Le categorie nel giornalismo non mi piacciono. Secondo me esistono solo buon giornalismo e cattivo giornalismo. Ma se serve a capirsi, allora è giusto valorizzare il giornalismo impegnato sui temi sociali. E’ stata una settimana per me molto interessante, chiamato prima a intervenire alla cerimonia del premio Sodalitas, e poi a condurre un workshop sulle parole della disabilità nel seminario “In mare aperto” promosso dall’Ordine dei Giornalisti, e con la presenza massiccia degli allievi delle scuole di giornalismo. Sensazione piacevole di interesse, di attenzione, di competenza, di creatività. I partecipanti al premio Sodalitas hanno presentato articoli, servizi televisivi, servizi radiofonici, servizi per il web, di grande efficacia sui temi che ci stanno a cuore: immigrazione, disagio giovanile, disabilità, lotta alla mafia, ecosostenibilità, periferie urbane degradate, storie di associazioni e di volontariato. Linguaggi giovani, concreti, poca retorica e molti dati, un giornalismo d’inchiesta che a volte sembra imitare Fabrizio Gatti, ma spesso centra l’obiettivo di colmare un vuoto di informazione. Il fatto è che si tratta pur sempre di una minoranza, l’effetto complessivo è buono ma è evidente che si tratta di tentativi di lavorare sul sociale a proprio rischio e pericolo, impegnandosi al di là del normale obbligo di lavoro.
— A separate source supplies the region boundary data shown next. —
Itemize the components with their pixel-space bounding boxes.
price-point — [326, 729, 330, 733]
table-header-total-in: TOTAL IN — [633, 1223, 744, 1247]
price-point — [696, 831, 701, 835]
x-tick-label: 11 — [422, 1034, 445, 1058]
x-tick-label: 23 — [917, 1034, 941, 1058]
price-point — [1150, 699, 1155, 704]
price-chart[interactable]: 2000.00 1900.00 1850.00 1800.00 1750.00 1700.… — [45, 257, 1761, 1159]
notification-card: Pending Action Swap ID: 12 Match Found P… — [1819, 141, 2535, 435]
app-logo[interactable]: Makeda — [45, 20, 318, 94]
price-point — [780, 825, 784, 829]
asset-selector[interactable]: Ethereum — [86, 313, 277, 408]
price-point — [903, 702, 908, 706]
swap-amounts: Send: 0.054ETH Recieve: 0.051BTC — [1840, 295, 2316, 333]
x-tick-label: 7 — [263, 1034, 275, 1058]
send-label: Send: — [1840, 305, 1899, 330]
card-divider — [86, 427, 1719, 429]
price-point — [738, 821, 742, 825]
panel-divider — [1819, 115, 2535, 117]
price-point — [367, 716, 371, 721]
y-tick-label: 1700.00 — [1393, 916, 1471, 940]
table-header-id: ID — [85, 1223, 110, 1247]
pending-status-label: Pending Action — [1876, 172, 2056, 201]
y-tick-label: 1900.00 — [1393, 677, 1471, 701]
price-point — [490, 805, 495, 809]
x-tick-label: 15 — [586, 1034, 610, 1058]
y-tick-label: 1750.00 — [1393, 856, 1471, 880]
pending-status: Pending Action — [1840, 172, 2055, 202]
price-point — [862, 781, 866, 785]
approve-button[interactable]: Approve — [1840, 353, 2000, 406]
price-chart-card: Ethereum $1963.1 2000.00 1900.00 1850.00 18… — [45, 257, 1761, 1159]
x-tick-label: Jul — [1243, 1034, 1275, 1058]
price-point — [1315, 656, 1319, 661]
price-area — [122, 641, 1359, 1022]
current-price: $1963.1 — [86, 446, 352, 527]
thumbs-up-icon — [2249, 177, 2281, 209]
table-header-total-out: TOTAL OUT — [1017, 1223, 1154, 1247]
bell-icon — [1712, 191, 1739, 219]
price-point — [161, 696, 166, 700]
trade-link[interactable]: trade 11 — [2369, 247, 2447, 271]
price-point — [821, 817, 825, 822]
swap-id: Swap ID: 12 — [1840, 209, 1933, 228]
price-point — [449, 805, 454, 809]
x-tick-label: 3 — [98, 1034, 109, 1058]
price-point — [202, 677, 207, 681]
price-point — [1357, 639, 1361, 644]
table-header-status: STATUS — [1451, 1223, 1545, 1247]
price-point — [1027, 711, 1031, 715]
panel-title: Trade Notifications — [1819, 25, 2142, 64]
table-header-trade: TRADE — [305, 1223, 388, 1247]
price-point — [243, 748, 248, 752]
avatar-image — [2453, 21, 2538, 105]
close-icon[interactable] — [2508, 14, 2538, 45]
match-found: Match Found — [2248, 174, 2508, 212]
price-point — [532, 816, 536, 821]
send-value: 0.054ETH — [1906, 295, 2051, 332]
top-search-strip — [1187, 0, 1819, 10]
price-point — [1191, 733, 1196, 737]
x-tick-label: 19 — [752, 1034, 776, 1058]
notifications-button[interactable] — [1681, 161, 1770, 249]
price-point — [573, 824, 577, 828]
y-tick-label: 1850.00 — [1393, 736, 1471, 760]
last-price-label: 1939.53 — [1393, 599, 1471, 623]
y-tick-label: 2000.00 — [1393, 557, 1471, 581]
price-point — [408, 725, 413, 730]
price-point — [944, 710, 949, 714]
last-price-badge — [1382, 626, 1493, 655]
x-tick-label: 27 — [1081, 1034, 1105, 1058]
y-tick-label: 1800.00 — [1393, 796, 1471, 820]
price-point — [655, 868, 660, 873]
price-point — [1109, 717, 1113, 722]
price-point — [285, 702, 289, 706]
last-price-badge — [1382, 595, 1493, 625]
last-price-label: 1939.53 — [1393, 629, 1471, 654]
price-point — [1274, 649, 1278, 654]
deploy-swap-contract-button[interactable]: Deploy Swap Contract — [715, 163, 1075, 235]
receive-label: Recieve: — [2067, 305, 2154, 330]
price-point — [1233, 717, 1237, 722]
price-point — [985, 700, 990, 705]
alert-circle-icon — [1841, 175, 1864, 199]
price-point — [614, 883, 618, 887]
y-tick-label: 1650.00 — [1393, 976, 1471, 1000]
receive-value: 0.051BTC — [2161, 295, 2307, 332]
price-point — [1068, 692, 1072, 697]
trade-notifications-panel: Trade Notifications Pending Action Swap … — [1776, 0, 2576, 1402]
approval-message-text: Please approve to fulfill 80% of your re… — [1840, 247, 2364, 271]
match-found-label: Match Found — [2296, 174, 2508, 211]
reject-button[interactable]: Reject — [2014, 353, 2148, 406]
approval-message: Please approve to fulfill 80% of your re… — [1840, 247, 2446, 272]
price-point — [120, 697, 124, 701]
E’ quasi una forma di volontariato giornalistico, degno di apprezzamento, ma troppo poco rispetto a quanto il pubblico vorrebbe. Lo si capisce bene dai risultati dell’indagine Eurisko, sia pure su un campione non molto ampio, ma sufficiente a far capire che il pubblico competente sa vedere le differenze e non a caso pone al vertice del gradimento il nostro magazine Vita, il nostro portale, e l’agenzia Redattore Sociale. Scelte nette, che distanziano i media generalisti, e puniscono soprattutto la televisione, del tutto inadeguata a raccontare il nuovo della società che cambia.
Ha ragione Zamagni quando sottolinea la necessità di premiare, di valorizzare, di incentivare il giornalismo sociale. L’esempio porta all’imitazione, anche un piccolo premio rappresenta un riconoscimento importante da portare al proprio direttore, all’editore, per spingerli a un maggior coraggio, a un impegno più costante.
Piero Colaprico, ieri, al seminario “In mare aperto” ha provocato i giovani aspiranti giornalisti che gremivano la bella sala del villaggio Barona a Milano: “Guardatevi dentro, potete farlo solo voi, e decidete se vi sentite Borgia o san Francesco. Se vi sentite Borgia andate tranquilli a cercare il giornalismo del potere, se siete san Francesco trovate la compagnia giusta per sentirvi a vostro agio”. E’ dunque una scelta morale, non solo professionale. Il giornalismo, è bene ricordarlo, è ricerca della verità.